The 2013 Colle Grimalsdesco Montefalco Sagrantino is one of the three (single vineyards) that I happen to have myself here at the store. I decided to experiment with this wine before trying with food to open it and taste over a period of 3-4 days. I first opened this wine on Tuesday and found aromas of mulberry, plum, smoke and ash with more of the same on the palate along with the addition of sage, huge minerality and chalky, robust tannins that coated my teeth, my cheeks and the roof of my mouth! Finished clean with a lasting flavour.
Friday…sagrantino just goes on forever! Time to add the food! I’m a sucker for a great burger and barbecuing in -20C would normally be a deterrent, but a little weather was not going to stop me and besides, I already told our friends who joined us, that it was happening! In my humble opinion, I make a mean beef burger, and when loaded with guacamole bacon, sauteed onions and mushrooms, fresh pickles and cilantro, it’s a force to be reckoned with. Add a side of fries and arugula salad and you’ve got a meal fit for a king! Slide over a glass of sagrantino and the meal is complete!

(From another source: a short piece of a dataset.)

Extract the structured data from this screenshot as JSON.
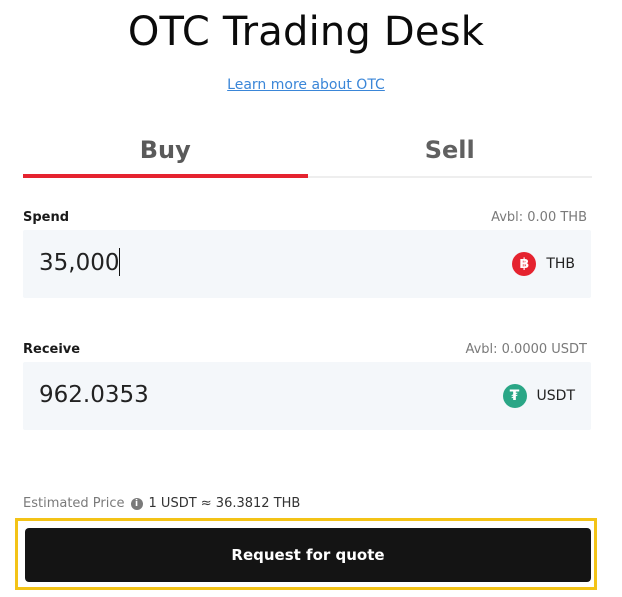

Want to learn more about Umbria and Sagrantino? Check out my colleagues blog posts on the topic and fine your powerful wine!
- Camilla from Culinary Adventures with Camilla shares “Buridda for Befana + Còlpetrone 2011 Montefalco Sagrantino”
- Jill from L’Occasion shares “Azienda Agricola Fongoli: Making Natural Wine In Umbria“
- Katarina from Grapevine Adventures shares “A Biodynamic Expression of Sagrantino in Umbria”
- Susannah Gold from Avvinare shares something good….
- Lauren from The Swirling Dervish shares “Antonelli San Marco: Umbria’s Wine History in a Glass”
- Lynn from Savor the Harvest shares “Italy’s Finest Wine At A Great Price“
- Giselle from Gusto Wine Tours (in Umbria!) shares “#ItalianFWT – Sagrantino For The Win(e)”
- Gwen from Wine Predator shares her thoughts on a recently found bottle of wine
- Jennifer from Vino Travels Italy shares “Lawyers to Winemaking with Antonelli San Marco”
- Jeff from Food Wine Click! shares “Montefalco Sagrantino on a Cold Winter’s Night”
Mmm…sagrantino. If you get the chance to find one, be prepared to nurse it over a few days as I did. want something more easily quaffable now? Try the Montefalco Rosso – with only 15% sagrantino, it’s calmed down considerably and a freshness and juiciness is brought to the blend with the bulk of the rosso having sangiovese in it. Salute!